Researchers from the Early Breast Cancer Trialists’ Collaborative Group, which is led by Oxford Population Health and funded by Cancer Research UK and the Medical Research Council, gathered data on over 100,000 women who participated in 86 randomised clinical trials to assess the benefits and risks of different anthracycline and taxane chemotherapy regimens.

Key results

  • Chemotherapy regimens that include both an anthracycline and a taxane drug significantly reduced breast cancer recurrence and death compared to taxane regimens without an anthracycline. Across all trials, the risk of recurrence was reduced by an average of 14%.
  • Regimens with higher cumulative doses of both anthracycline and taxane were the most effective. In trials that added anthracycline and maintained the same dose of taxane, recurrence was reduced by an average of 42%.
  • Benefits were similar for younger and older women, in hormone receptor positive and hormone receptor negative breast cancers, and did not differ by other measured tumour characteristics.
  • There was a small increase in the risk of developing acute myeloid leukaemia with anthracyclines, equating to one additional case of AML per 700 women treated.
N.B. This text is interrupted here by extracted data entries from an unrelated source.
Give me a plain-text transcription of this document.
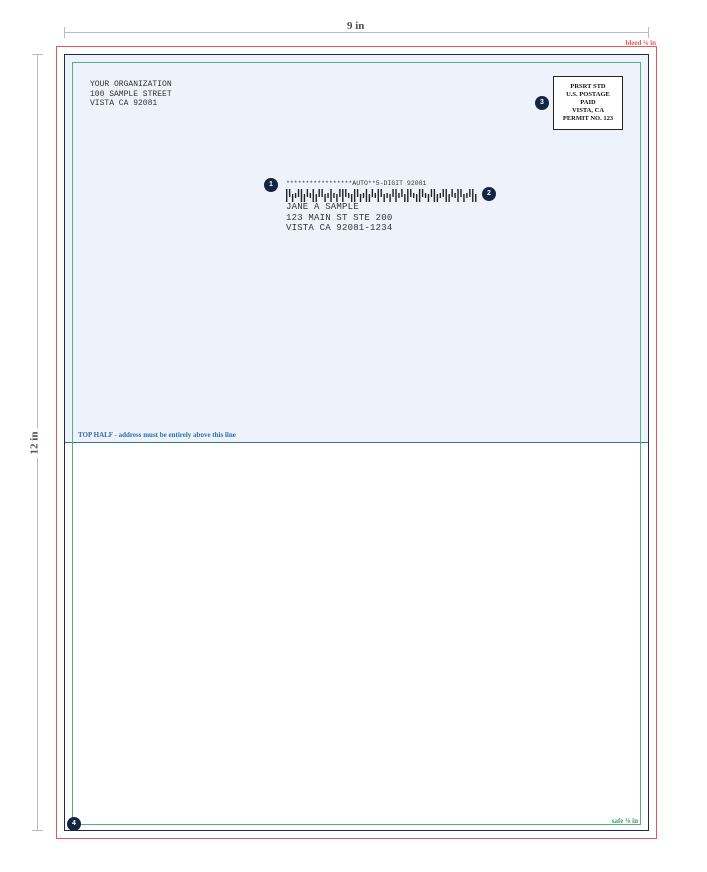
9 in
12 in
bleed ⅛ in
TOP HALF - address must be entirely above this line
safe ⅛ in
YOUR ORGANIZATION
100 SAMPLE STREET
VISTA CA 92081	3
PRSRT STD
U.S. POSTAGE
PAID
VISTA, CA
PERMIT NO. 123
1
2
*****************AUTO**5-DIGIT 92081
JANE A SAMPLE
123 MAIN ST STE 200
VISTA CA 92081-1234
4
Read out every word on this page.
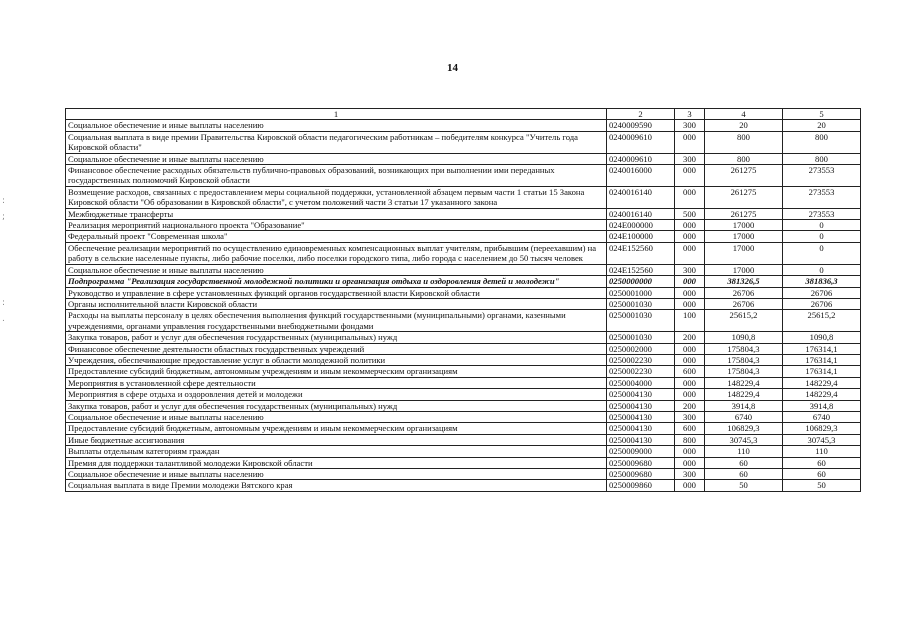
14
:
;
:
.
1	2	3	4	5
Социальное обеспечение и иные выплаты населению	0240009590	300	20	20
Социальная выплата в виде премии Правительства Кировской области педагогическим работникам – победителям конкурса "Учитель года Кировской области"	0240009610	000	800	800
Социальное обеспечение и иные выплаты населению	0240009610	300	800	800
Финансовое обеспечение расходных обязательств публично-правовых образований, возникающих при выполнении ими переданных государственных полномочий Кировской области	0240016000	000	261275	273553
Возмещение расходов, связанных с предоставлением меры социальной поддержки, установленной абзацем первым части 1 статьи 15 Закона Кировской области "Об образовании в Кировской области", с учетом положений части 3 статьи 17 указанного закона	0240016140	000	261275	273553
Межбюджетные трансферты	0240016140	500	261275	273553
Реализация мероприятий национального проекта "Образование"	024E000000	000	17000	0
Федеральный проект "Современная школа"	024E100000	000	17000	0
Обеспечение реализации мероприятий по осуществлению единовременных компенсационных выплат учителям, прибывшим (переехавшим) на работу в сельские населенные пункты, либо рабочие поселки, либо поселки городского типа, либо города с населением до 50 тысяч человек	024E152560	000	17000	0
Социальное обеспечение и иные выплаты населению	024E152560	300	17000	0
Подпрограмма "Реализация государственной молодежной политики и организация отдыха и оздоровления детей и молодежи"	0250000000	000	381326,5	381836,3
Руководство и управление в сфере установленных функций органов государственной власти Кировской области	0250001000	000	26706	26706
Органы исполнительной власти Кировской области	0250001030	000	26706	26706
Расходы на выплаты персоналу в целях обеспечения выполнения функций государственными (муниципальными) органами, казенными учреждениями, органами управления государственными внебюджетными фондами	0250001030	100	25615,2	25615,2
Закупка товаров, работ и услуг для обеспечения государственных (муниципальных) нужд	0250001030	200	1090,8	1090,8
Финансовое обеспечение деятельности областных государственных учреждений	0250002000	000	175804,3	176314,1
Учреждения, обеспечивающие предоставление услуг в области молодежной политики	0250002230	000	175804,3	176314,1
Предоставление субсидий бюджетным, автономным учреждениям и иным некоммерческим организациям	0250002230	600	175804,3	176314,1
Мероприятия в установленной сфере деятельности	0250004000	000	148229,4	148229,4
Мероприятия в сфере отдыха и оздоровления детей и молодежи	0250004130	000	148229,4	148229,4
Закупка товаров, работ и услуг для обеспечения государственных (муниципальных) нужд	0250004130	200	3914,8	3914,8
Социальное обеспечение и иные выплаты населению	0250004130	300	6740	6740
Предоставление субсидий бюджетным, автономным учреждениям и иным некоммерческим организациям	0250004130	600	106829,3	106829,3
Иные бюджетные ассигнования	0250004130	800	30745,3	30745,3
Выплаты отдельным категориям граждан	0250009000	000	110	110
Премия для поддержки талантливой молодежи Кировской области	0250009680	000	60	60
Социальное обеспечение и иные выплаты населению	0250009680	300	60	60
Социальная выплата в виде Премии молодежи Вятского края	0250009860	000	50	50
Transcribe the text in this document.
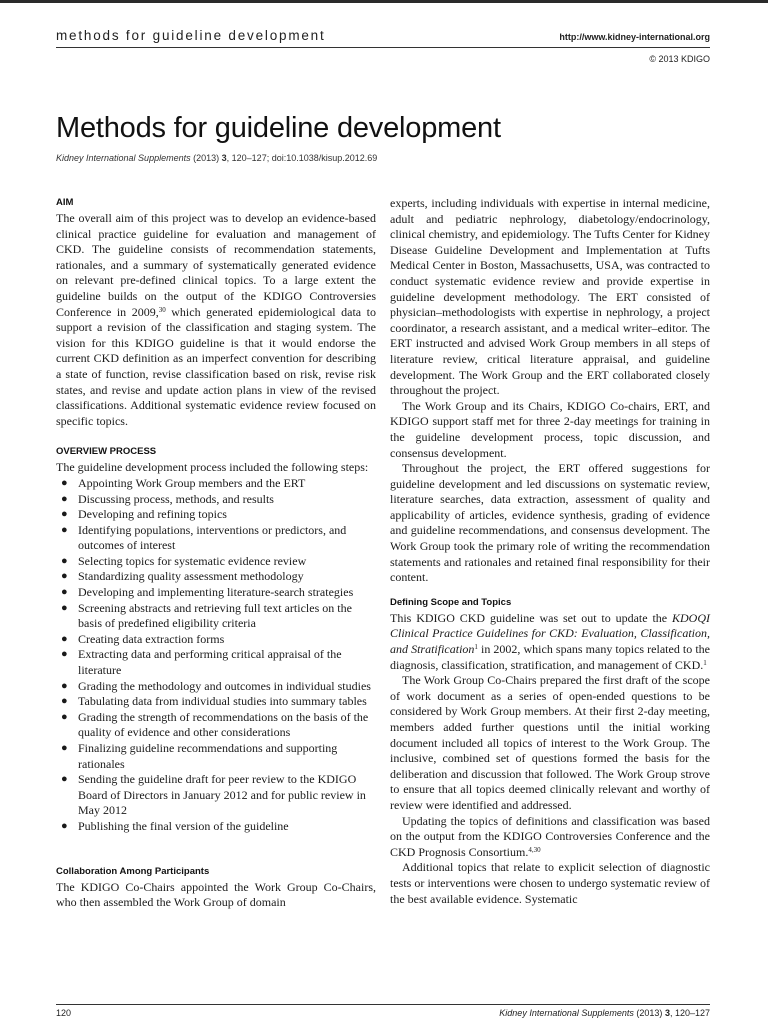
methods for guideline development	http://www.kidney-international.org
© 2013 KDIGO
Methods for guideline development
Kidney International Supplements (2013) 3, 120–127; doi:10.1038/kisup.2012.69
AIM

The overall aim of this project was to develop an evidence-based clinical practice guideline for evaluation and management of CKD. The guideline consists of recommendation statements, rationales, and a summary of systematically generated evidence on relevant pre-defined clinical topics. To a large extent the guideline builds on the output of the KDIGO Controversies Conference in 2009,30 which generated epidemiological data to support a revision of the classification and staging system. The vision for this KDIGO guideline is that it would endorse the current CKD definition as an imperfect convention for describing a state of function, revise classification based on risk, revise risk states, and revise and update action plans in view of the revised classifications. Additional systematic evidence review focused on specific topics.

OVERVIEW PROCESS

The guideline development process included the following steps:

● Appointing Work Group members and the ERT
● Discussing process, methods, and results
● Developing and refining topics
● Identifying populations, interventions or predictors, and outcomes of interest
● Selecting topics for systematic evidence review
● Standardizing quality assessment methodology
● Developing and implementing literature-search strategies
● Screening abstracts and retrieving full text articles on the basis of predefined eligibility criteria
● Creating data extraction forms
● Extracting data and performing critical appraisal of the literature
● Grading the methodology and outcomes in individual studies
● Tabulating data from individual studies into summary tables
● Grading the strength of recommendations on the basis of the quality of evidence and other considerations
● Finalizing guideline recommendations and supporting rationales
● Sending the guideline draft for peer review to the KDIGO Board of Directors in January 2012 and for public review in May 2012
● Publishing the final version of the guideline
Collaboration Among Participants

The KDIGO Co-Chairs appointed the Work Group Co-Chairs, who then assembled the Work Group of domain

experts, including individuals with expertise in internal medicine, adult and pediatric nephrology, diabetology/endocrinology, clinical chemistry, and epidemiology. The Tufts Center for Kidney Disease Guideline Development and Implementation at Tufts Medical Center in Boston, Massachusetts, USA, was contracted to conduct systematic evidence review and provide expertise in guideline development methodology. The ERT consisted of physician–methodologists with expertise in nephrology, a project coordinator, a research assistant, and a medical writer–editor. The ERT instructed and advised Work Group members in all steps of literature review, critical literature appraisal, and guideline development. The Work Group and the ERT collaborated closely throughout the project.

The Work Group and its Chairs, KDIGO Co-chairs, ERT, and KDIGO support staff met for three 2-day meetings for training in the guideline development process, topic discussion, and consensus development.

Throughout the project, the ERT offered suggestions for guideline development and led discussions on systematic review, literature searches, data extraction, assessment of quality and applicability of articles, evidence synthesis, grading of evidence and guideline recommendations, and consensus development. The Work Group took the primary role of writing the recommendation statements and rationales and retained final responsibility for their content.

Defining Scope and Topics

This KDIGO CKD guideline was set out to update the KDOQI Clinical Practice Guidelines for CKD: Evaluation, Classification, and Stratification$^1$ in 2002, which spans many topics related to the diagnosis, classification, stratification, and management of CKD.$^1$

The Work Group Co-Chairs prepared the first draft of the scope of work document as a series of open-ended questions to be considered by Work Group members. At their first 2-day meeting, members added further questions until the initial working document included all topics of interest to the Work Group. The inclusive, combined set of questions formed the basis for the deliberation and discussion that followed. The Work Group strove to ensure that all topics deemed clinically relevant and worthy of review were identified and addressed.

Updating the topics of definitions and classification was based on the output from the KDIGO Controversies Conference and the CKD Prognosis Consortium.$^{4,30}$

Additional topics that relate to explicit selection of diagnostic tests or interventions were chosen to undergo systematic review of the best available evidence. Systematic

120	Kidney International Supplements (2013) 3, 120–127
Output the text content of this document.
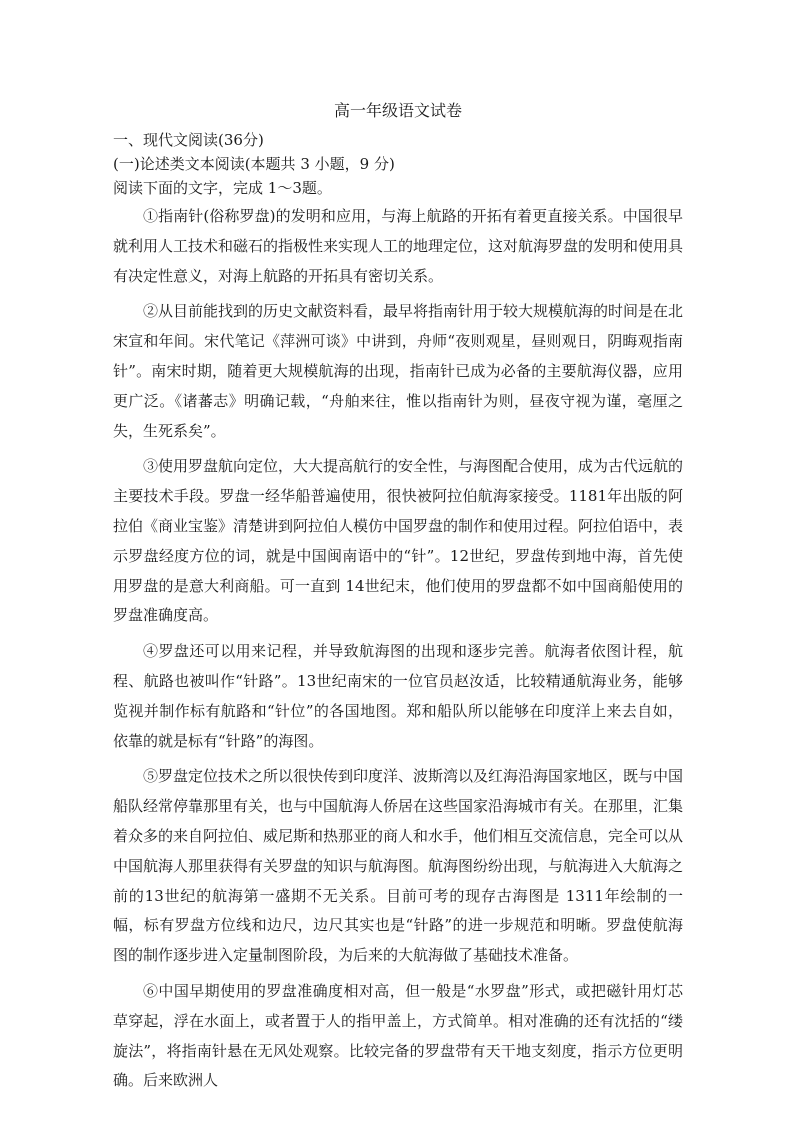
高一年级语文试卷

一、现代文阅读(36分)

(一)论述类文本阅读(本题共 3 小题，9 分)

阅读下面的文字，完成 1～3题。

①指南针(俗称罗盘)的发明和应用，与海上航路的开拓有着更直接关系。中国很早就利用人工技术和磁石的指极性来实现人工的地理定位，这对航海罗盘的发明和使用具有决定性意义，对海上航路的开拓具有密切关系。

②从目前能找到的历史文献资料看，最早将指南针用于较大规模航海的时间是在北宋宣和年间。宋代笔记《萍洲可谈》中讲到，舟师“夜则观星，昼则观日，阴晦观指南针”。南宋时期，随着更大规模航海的出现，指南针已成为必备的主要航海仪器，应用更广泛。《诸蕃志》明确记载，“舟舶来往，惟以指南针为则，昼夜守视为谨，毫厘之失，生死系矣”。

③使用罗盘航向定位，大大提高航行的安全性，与海图配合使用，成为古代远航的主要技术手段。罗盘一经华船普遍使用，很快被阿拉伯航海家接受。1181年出版的阿拉伯《商业宝鉴》清楚讲到阿拉伯人模仿中国罗盘的制作和使用过程。阿拉伯语中，表示罗盘经度方位的词，就是中国闽南语中的“针”。12世纪，罗盘传到地中海，首先使用罗盘的是意大利商船。可一直到 14世纪末，他们使用的罗盘都不如中国商船使用的罗盘准确度高。

④罗盘还可以用来记程，并导致航海图的出现和逐步完善。航海者依图计程，航程、航路也被叫作“针路”。13世纪南宋的一位官员赵汝适，比较精通航海业务，能够览视并制作标有航路和“针位”的各国地图。郑和船队所以能够在印度洋上来去自如，依靠的就是标有“针路”的海图。

⑤罗盘定位技术之所以很快传到印度洋、波斯湾以及红海沿海国家地区，既与中国船队经常停靠那里有关，也与中国航海人侨居在这些国家沿海城市有关。在那里，汇集着众多的来自阿拉伯、威尼斯和热那亚的商人和水手，他们相互交流信息，完全可以从中国航海人那里获得有关罗盘的知识与航海图。航海图纷纷出现，与航海进入大航海之前的13世纪的航海第一盛期不无关系。目前可考的现存古海图是 1311年绘制的一幅，标有罗盘方位线和边尺，边尺其实也是“针路”的进一步规范和明晰。罗盘使航海图的制作逐步进入定量制图阶段，为后来的大航海做了基础技术准备。

⑥中国早期使用的罗盘准确度相对高，但一般是“水罗盘”形式，或把磁针用灯芯草穿起，浮在水面上，或者置于人的指甲盖上，方式简单。相对准确的还有沈括的“缕旋法”，将指南针悬在无风处观察。比较完备的罗盘带有天干地支刻度，指示方位更明确。后来欧洲人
Dr Jeremy Braybrooke, one of the lead researchers, consultant medical oncologist at University Hospitals Bristol and Weston NHS Trust and senior clinical research fellow at Oxford Population Health, said: ‘For women with operable breast cancer at high enough risk of recurrence to be offered chemotherapy, our study shows that using both an anthracycline and a taxane, achieves the best results. This important finding should be considered in clinical practice as there has been a recent shift towards using shorter chemotherapy regimens that include a taxane but not an anthracycline; our research demonstrates that this is less effective than combination treatment.’

Rosie Bradley, another lead researcher and medical statistician at Oxford Population Health, said: ‘Individual trials have reported increases in heart disease with anthracyclines; however, in this study there was no increase in deaths from cardiovascular causes, or of deaths from other non-breast cancer causes in women who received an anthracycline. There were no consistent differences in short-term toxicity with or without an anthracycline, suggesting that combination therapy is the best option for patients.’